Things have got worse since 2010, with abortion rights now in question globally - a polarising topic of heated debate. This July the then Foreign Secretary, Liz Truss, removed a phrase including UK commitments to abortion and sexual health rights from an official multi-nation statement on gender equality8. Protests are being seen outside UK abortion clinics in increasing number. Thankfully in rare contrast to moves to restrict care, in March the UK Government reversed its decision to end access to telemedicine for early abortion, a decision it originally made against the advice of several Royal Colleges and medical bodies such as that of the Royal College of Obstetricians and Gynaecologists, the British Medical Association and the Royal College of Midwives9.

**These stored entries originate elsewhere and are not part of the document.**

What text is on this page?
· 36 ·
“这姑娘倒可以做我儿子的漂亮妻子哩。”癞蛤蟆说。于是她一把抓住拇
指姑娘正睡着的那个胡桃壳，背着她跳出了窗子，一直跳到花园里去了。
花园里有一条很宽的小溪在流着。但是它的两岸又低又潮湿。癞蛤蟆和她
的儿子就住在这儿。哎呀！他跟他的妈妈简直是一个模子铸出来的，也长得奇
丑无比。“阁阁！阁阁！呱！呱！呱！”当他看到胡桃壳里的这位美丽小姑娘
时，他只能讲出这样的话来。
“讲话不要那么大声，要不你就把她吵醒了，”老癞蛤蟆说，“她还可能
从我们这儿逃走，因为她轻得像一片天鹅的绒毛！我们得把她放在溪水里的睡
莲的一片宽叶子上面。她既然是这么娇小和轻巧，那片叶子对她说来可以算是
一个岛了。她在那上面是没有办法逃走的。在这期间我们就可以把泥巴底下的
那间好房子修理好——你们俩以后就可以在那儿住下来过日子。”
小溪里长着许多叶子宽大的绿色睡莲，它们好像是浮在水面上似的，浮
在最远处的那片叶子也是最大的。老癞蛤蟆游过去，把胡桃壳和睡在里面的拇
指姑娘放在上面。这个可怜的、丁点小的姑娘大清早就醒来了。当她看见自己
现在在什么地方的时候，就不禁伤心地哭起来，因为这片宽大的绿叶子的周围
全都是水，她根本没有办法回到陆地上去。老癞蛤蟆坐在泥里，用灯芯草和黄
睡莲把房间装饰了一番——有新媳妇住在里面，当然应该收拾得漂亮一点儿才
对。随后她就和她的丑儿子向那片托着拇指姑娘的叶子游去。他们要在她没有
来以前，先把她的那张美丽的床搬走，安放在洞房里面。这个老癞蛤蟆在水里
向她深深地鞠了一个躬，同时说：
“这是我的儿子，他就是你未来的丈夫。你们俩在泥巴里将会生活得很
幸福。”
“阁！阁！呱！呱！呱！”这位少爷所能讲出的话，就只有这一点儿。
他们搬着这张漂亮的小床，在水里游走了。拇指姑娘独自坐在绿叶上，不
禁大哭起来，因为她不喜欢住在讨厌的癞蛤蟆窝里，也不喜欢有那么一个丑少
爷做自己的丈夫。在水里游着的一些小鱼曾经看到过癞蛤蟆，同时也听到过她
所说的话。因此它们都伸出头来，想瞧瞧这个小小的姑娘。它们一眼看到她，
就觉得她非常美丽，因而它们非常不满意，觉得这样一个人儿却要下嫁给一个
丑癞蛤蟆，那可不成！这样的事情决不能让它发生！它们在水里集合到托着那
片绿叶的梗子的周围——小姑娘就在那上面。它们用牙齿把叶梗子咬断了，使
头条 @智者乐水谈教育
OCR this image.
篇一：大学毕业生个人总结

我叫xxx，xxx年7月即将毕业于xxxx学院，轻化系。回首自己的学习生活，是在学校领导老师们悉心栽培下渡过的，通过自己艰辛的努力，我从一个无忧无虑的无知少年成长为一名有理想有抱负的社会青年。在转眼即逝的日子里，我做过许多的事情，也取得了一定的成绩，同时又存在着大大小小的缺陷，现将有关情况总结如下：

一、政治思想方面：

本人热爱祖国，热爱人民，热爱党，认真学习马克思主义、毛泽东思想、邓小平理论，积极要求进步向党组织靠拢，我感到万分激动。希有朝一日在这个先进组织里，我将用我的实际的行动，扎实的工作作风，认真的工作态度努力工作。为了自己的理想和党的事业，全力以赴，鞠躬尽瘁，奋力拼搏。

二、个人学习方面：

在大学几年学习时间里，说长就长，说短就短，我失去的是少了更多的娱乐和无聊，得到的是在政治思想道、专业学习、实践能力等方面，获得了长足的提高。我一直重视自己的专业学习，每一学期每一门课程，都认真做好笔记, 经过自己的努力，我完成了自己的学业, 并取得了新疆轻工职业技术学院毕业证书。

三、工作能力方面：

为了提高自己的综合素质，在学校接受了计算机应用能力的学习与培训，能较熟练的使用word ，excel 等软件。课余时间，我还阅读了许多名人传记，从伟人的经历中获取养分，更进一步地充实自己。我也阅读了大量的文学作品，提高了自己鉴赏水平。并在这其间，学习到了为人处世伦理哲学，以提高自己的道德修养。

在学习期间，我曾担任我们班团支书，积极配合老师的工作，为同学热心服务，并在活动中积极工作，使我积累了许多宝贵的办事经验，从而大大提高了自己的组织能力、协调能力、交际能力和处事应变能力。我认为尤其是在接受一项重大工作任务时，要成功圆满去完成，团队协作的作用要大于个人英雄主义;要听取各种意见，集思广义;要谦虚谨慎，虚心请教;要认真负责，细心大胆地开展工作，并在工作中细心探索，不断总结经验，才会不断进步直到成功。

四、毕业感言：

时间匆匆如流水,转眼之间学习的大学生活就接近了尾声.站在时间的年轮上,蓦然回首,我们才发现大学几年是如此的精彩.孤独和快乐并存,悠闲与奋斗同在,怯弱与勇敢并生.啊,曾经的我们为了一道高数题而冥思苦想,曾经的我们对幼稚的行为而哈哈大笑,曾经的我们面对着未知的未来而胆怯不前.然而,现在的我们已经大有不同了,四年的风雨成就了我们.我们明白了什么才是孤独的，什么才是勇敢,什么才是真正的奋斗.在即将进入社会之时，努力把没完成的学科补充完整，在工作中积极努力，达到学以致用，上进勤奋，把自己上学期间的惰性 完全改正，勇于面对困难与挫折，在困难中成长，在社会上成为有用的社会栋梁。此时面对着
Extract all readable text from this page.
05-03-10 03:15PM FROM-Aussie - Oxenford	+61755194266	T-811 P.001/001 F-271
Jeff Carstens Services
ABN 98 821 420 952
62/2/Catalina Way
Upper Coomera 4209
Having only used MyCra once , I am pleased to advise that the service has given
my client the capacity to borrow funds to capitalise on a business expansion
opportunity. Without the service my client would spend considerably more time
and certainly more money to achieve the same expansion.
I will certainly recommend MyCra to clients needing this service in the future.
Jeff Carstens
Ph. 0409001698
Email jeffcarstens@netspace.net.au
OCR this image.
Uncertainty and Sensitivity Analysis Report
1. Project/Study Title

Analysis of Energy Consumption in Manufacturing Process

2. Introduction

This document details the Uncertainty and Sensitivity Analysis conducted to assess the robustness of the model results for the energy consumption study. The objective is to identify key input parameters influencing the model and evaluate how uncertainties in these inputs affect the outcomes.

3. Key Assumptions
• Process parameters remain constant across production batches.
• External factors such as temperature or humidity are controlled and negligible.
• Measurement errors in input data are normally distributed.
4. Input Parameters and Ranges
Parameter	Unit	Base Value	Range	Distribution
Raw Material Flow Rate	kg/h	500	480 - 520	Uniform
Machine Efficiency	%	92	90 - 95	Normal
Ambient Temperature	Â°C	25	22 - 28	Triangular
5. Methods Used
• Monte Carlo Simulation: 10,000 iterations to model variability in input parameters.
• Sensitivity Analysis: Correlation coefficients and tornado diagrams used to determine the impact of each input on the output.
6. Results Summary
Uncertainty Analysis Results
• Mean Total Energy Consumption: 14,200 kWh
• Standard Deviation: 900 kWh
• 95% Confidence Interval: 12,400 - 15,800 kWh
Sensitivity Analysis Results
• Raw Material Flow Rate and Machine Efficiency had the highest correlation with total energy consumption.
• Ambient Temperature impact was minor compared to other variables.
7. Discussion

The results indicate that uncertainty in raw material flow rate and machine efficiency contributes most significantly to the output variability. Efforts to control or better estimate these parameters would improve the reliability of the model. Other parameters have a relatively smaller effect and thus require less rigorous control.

A decision to end a pregnancy is unique to each individual. Increased pressure on whether she has a choice, or judgement and shame around that choice will only add to the difficulty and challenge of an already charged and stressful time. Barriers to accessing safe abortion merely push women into riskier options as seen time and time again around the world. Walking past protesters challenging your decision to access care has repercussions for the emotional and mental health of women and may lead to some feeling forced into different decisions with potential longer term and wider mental health impacts.

The truth is that when it comes to unplanned pregnancy there are many interwoven and complicated factors at play. Whilst focus needs to continue on prevention, effective contraceptive care, and high-quality abortion care, we need to be more honest, joined-up and long-term in our thinking.

There are mental health consequences to every option and decision. Increasing the pressures on women around getting accidently pregnant and what choices are then available and socially acceptable will only add to rates of mental illness which are already higher in women than men and growing at a faster rate. Forced parenthood can lead to a plethora of long-term mental health and financial implications. On World Mental Health Day as we look at how to ‘make mental health and wellbeing for all a global priority’ let’s think about how this can begin with a woman’s right to choose.

Declaration - This article is funded by Bayer and the author has received an honorarium.

References

1 Public Health England. Health matters: reproductive health and pregnancy planning. 26 June 2018

2 Wellings K et al. The prevalence of unplanned pregnancy and associated factors in Britain. The Lancet, 26 November 2013.

3 Ramchandani P et al. Do early father-infant interactions predict the onset of externalising behaviours in young children? Findings from a longitudinal cohort study. Journal of Child Psychology and Psychiatry 2012 (epub ahead of print).

4 Advancing New Standards in Reproductive Health. Introduction to the Turnaway Study. June 2022.

5 Biggs MA, Upadhyay UD, McCulloch CE, Foster DG. Women's Mental Health and Well-being 5 Years After Receiving or Being Denied an Abortion: A Prospective, Longitudinal Cohort Study. JAMA Psychiatry. 2017 Feb 1;74(2):169-178. doi: 10.1001/jamapsychiatry.2016.3478. Erratum in: JAMA Psychiatry. 2017 Mar 1;74(3):303. PMID: 27973641.

6 Child Poverty Action Group. The Cost of a Child in 2021. December 2021. Hirsch D and Lee T.

7  NHS Health Scotland. Child Poverty in Scotland: health impact and health inequalities. 2018.

8  The Guardian. 27th July 2022. Senior Tory urges Liz Truss to explain deletion of abortion rights from statement.

9 Public Policy Projects. A Women’s Health Agenda: Redressing the Balance.